Nigeria's federal government dissected its state-owned oil firm into five splinter companies and constituted a National Energy Council to reorganize the energy sector of the economy, the country's state-run media reported here on Wednesday.
The council, headed by Nigerian President Umaru Yar'Adua, was given six months to unbundle the state-owned Nigerian National Petroleum Corporation (NNPC) into five functional companies.
Under the arrangement, the country's Federal Ministry of Petroleum Resources and the NNPC will cease to exist.
Henry Ajumogobia, the minister of state for energy (petroleum), who briefed State House correspondents after Wednesday's Federal Executive Council meeting, named the envisaged companies as the National Petroleum Directorate, the National Oil Company and the Petroleum Inspectorate Commission.
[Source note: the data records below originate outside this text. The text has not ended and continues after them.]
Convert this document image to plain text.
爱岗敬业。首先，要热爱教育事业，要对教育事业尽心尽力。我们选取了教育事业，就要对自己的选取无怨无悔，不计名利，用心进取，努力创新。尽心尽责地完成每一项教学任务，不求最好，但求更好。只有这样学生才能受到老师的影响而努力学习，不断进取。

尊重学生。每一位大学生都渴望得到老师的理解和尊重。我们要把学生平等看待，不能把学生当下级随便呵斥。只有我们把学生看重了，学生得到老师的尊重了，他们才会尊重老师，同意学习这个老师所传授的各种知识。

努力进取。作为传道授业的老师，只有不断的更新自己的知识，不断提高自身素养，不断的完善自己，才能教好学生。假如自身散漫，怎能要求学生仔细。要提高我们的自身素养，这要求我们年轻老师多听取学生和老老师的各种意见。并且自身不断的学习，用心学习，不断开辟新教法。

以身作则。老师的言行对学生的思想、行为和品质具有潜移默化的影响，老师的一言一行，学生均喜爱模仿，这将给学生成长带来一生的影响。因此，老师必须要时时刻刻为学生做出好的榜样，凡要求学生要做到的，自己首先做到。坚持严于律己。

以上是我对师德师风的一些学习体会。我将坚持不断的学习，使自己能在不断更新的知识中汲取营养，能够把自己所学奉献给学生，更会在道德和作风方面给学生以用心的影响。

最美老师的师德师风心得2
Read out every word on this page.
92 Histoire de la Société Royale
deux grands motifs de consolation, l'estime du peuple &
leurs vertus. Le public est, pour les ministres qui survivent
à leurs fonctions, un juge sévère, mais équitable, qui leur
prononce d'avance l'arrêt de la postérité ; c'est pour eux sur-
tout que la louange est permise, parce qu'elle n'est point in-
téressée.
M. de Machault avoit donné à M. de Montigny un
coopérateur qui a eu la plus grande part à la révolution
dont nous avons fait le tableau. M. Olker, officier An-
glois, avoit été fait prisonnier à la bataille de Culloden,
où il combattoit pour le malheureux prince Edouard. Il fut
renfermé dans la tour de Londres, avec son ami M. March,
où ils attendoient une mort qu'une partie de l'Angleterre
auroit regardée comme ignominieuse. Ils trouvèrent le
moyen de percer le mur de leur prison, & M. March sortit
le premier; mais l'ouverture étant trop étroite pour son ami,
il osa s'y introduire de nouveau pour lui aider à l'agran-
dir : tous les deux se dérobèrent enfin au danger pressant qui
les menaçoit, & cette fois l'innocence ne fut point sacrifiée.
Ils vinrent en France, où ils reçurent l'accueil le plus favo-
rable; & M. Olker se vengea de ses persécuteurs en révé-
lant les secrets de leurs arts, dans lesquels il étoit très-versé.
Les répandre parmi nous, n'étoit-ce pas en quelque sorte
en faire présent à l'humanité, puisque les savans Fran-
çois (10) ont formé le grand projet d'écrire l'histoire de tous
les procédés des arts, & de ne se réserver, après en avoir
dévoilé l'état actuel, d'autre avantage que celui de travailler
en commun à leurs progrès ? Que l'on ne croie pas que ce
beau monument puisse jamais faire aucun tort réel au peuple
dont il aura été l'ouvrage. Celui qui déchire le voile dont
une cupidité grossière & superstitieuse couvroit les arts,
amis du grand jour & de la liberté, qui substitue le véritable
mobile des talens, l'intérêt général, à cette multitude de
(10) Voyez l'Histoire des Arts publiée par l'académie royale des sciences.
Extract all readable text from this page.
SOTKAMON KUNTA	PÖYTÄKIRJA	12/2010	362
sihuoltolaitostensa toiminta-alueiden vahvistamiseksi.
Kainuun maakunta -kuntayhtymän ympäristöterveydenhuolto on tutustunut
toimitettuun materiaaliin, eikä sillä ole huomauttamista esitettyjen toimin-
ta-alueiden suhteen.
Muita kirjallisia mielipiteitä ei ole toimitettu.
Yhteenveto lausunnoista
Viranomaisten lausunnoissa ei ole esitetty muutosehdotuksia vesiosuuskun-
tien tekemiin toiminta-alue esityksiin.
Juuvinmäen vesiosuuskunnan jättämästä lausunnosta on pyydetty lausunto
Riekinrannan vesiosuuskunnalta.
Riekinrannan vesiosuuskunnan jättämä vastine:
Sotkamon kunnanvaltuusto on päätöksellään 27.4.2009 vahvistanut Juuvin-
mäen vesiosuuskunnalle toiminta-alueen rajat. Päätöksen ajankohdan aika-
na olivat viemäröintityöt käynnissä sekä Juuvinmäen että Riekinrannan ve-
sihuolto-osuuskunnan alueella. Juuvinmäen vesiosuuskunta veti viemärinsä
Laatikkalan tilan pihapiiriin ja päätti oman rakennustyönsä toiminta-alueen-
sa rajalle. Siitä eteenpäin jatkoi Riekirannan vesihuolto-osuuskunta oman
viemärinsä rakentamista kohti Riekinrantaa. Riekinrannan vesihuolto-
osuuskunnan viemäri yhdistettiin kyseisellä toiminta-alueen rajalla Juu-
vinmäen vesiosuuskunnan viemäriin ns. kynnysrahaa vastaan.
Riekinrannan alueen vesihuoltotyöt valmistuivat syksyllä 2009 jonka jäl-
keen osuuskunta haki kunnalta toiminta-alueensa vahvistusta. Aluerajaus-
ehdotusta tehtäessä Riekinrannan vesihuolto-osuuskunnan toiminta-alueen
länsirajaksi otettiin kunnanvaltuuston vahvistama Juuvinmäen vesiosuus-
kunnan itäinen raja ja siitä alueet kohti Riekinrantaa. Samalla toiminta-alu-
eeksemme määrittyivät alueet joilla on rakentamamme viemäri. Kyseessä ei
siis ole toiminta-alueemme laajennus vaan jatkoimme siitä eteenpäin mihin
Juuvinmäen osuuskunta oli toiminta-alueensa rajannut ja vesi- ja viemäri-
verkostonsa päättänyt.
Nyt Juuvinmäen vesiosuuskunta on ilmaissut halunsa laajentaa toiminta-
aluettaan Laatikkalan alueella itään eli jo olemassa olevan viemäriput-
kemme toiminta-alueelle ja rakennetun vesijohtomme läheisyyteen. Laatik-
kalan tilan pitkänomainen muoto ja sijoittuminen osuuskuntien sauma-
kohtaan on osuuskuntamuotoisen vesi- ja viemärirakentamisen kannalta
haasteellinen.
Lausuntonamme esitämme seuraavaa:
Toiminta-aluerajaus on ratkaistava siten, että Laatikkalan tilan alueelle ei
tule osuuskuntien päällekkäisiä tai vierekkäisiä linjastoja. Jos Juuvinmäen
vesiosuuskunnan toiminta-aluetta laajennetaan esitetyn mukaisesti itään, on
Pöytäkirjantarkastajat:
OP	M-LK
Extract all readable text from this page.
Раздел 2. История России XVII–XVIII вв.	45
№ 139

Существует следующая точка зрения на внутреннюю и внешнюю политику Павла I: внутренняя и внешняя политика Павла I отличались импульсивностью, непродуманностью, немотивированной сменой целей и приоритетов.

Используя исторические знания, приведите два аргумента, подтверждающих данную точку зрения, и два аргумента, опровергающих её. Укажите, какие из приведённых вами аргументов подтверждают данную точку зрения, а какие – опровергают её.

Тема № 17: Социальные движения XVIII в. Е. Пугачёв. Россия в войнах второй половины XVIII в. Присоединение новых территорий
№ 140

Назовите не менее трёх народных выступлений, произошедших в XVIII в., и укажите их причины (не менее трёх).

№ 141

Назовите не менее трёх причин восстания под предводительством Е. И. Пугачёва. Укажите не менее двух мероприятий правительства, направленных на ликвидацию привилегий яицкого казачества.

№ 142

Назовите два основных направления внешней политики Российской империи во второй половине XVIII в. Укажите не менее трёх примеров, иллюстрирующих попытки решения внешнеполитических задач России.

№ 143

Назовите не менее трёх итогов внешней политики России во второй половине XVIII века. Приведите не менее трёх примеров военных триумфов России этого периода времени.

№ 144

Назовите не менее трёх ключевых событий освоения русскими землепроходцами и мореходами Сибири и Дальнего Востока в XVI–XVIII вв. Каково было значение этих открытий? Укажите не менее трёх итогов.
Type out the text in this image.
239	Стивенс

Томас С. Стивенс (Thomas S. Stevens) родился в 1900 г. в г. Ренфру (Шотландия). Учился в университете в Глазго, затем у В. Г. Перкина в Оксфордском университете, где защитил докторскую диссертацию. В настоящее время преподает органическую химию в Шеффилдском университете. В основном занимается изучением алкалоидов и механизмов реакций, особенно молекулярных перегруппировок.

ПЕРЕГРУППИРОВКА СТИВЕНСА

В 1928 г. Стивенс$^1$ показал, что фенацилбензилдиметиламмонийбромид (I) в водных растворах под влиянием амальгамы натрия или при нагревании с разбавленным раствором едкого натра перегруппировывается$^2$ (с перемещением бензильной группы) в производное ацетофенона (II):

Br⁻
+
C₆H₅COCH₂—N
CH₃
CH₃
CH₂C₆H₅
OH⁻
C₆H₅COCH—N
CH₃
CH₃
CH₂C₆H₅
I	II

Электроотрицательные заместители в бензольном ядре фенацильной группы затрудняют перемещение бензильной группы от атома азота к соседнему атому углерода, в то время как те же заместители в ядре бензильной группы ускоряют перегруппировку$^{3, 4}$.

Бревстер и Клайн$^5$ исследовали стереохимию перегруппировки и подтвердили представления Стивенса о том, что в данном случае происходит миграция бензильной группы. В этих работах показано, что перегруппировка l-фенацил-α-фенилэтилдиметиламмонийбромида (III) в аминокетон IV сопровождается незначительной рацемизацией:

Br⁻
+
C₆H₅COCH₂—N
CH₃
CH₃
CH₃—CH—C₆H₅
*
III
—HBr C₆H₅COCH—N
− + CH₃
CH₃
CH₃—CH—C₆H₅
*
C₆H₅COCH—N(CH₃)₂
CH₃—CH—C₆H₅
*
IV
Others are the Petroleum Products Distribution Authority and the National Oil and Gas Assets Holding and Management Services.
Ajumogobia said the National Petroleum Directorate would replace the ministry, while the National Oil Company would play the role currently played by the NNPC.
The Petroleum Inspectorate Commission would also replace the current Department of Petroleum Resources, while the Petroleum Products Distribution Authority would replace the Petroleum Products Prices Regulatory Agency.
The fifth company would manage the assets owned by both the ministry and the NNPC.
The minister said the reorganization followed the reports of the Oil and Gas Reform Committee set up in 2000 and headed by Presidential Adviser Edmund Daukoru and the Review Committee of the National Council on Privatization headed by former vice- president Atiku Abubakar.